Raised in Los Angeles, Neri worked in film, graphic design and digital media before he became a writer, publishing his first novella, Chess Rumble, in 2007.
He moved to Florida when his wife, Maggie Kusenbach, was offered a faculty position in the sociology department at the University of South Florida. They live in Temple Terrace with their daughter, Zola, a freshman at Blake.
Neri's six previous books have been especially successful, he says, with "reluctant readers" — boys and minorities. "Librarians all over tell me Yummy and Ghetto Cowboy are their most stolen books. They get passed around. I like to think of it as an Underground Railroad of books."

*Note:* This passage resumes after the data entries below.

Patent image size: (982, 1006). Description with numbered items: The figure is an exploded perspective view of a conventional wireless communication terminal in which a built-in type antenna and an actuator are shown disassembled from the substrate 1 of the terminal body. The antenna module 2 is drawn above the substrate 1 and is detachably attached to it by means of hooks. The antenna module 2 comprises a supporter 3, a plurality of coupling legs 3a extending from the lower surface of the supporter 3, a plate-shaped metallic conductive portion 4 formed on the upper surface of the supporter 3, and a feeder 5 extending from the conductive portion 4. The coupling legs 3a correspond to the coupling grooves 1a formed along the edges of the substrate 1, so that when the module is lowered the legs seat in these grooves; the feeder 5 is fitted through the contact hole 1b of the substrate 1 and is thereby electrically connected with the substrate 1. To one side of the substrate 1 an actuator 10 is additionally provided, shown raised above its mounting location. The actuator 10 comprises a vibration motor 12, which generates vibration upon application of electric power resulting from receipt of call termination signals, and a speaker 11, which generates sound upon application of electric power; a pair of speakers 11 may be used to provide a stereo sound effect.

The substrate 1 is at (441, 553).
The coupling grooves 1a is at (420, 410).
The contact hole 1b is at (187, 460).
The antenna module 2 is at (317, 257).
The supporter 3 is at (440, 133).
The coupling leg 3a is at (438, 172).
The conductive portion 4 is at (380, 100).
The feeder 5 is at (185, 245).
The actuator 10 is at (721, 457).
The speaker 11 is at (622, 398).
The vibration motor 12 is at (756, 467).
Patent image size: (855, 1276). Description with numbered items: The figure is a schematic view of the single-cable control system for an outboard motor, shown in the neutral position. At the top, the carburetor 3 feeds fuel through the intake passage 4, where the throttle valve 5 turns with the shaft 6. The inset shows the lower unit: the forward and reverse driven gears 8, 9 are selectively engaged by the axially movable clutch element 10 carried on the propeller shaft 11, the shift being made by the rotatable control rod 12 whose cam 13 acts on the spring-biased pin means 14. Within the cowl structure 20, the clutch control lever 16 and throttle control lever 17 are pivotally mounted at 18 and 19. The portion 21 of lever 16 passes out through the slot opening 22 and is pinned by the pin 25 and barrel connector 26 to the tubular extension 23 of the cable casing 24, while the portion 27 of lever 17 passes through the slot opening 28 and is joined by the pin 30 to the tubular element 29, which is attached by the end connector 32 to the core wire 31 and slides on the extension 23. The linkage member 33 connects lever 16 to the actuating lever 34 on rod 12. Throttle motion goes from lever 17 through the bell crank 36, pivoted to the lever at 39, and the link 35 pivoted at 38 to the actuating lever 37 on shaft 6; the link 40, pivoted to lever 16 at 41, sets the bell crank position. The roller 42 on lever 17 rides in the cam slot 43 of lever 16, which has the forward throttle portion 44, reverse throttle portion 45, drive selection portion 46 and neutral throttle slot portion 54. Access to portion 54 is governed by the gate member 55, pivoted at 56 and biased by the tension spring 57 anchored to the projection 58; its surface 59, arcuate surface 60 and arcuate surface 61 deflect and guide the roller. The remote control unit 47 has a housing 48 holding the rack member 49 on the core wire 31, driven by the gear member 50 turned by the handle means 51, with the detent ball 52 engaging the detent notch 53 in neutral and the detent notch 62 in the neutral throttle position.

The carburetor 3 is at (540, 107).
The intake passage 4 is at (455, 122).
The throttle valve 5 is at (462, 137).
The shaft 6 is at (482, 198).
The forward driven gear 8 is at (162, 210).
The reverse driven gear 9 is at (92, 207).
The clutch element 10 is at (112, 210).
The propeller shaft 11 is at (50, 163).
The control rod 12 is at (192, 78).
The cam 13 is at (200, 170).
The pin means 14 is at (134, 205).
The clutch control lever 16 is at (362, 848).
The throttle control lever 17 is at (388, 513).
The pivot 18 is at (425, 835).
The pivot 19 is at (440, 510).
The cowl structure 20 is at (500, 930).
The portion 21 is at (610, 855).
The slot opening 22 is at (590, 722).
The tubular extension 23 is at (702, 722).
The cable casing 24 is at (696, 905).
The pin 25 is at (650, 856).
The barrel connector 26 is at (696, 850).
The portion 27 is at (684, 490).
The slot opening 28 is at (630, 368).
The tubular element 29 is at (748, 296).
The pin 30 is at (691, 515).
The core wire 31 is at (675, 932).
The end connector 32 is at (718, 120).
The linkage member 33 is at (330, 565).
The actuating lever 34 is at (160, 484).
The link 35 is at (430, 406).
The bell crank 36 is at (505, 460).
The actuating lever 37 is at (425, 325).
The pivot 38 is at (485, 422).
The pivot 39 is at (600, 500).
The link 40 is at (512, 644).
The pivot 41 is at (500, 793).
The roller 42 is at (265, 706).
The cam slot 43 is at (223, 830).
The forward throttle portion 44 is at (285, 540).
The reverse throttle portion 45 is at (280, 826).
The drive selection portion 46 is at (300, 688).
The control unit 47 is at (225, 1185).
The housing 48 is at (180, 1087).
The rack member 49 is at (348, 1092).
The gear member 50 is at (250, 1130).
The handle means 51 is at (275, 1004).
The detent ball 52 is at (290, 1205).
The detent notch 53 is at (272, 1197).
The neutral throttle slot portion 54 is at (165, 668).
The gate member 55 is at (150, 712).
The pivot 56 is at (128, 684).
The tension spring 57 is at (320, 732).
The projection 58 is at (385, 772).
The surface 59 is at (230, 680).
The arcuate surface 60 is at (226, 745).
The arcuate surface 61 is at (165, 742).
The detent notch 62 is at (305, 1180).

Neri's own heritage is Creole, Filipino and Mexican. That mix, he writes on his website, is "a great example of globalization. The Mexican side covers the Hispanic countries, Filipino represents Asia, Creole covers Europe, Africa and North America."
He didn't set out to write for reluctant readers, he says, but having struck a chord with them he now aims to engage them in any way he can. "As much as I try to inspire kids, I get much more from them."
Neri spends a week or two every month visiting schools — "Sometimes I do three in one day" — and, during an interview, takes a break to do a Skype chat about Yummy with a graphic novel book club at a high school in Virginia. When the kids ask how he deals with writer's block, he tells them, "Mowing the lawn is great!"
Neri feels a book is most successful when it reaches all kinds of readers on the level of emotional identification. "I want them to see any of these characters as humans, not as" — he makes a two-handed gesture of pushing something aside — "that."
One school visit last year took him to a town in Russia to talk about Ghetto Cowboy, set in inner-city Philadelphia. "This was almost to Siberia. I mean, it's the whitest place on earth. The kids ski to school." He was not at all sure the students would understand the book, but, he says, "the minute I walked in it was an epiphany. They were exactly like all the other kids I talk to. I could see it in their eyes."
At the back of Tru & Nelle, after the novel, readers will find several short stories written in first person, some as told by Tru, some by Nelle, all of them hinting at the authors the two would become as adults.
"I think of them as DVD extras," Neri says. "I had so much left over from the research."
When they were kids, Lee and Capote shared an old typewriter, taking turns dictating and typing. "They used to write these stories and store them in a trunk under Truman's bed," Neri says. "Supposedly his mother, in a rage one day, burned them all.
"These are my imaginary versions of those stories."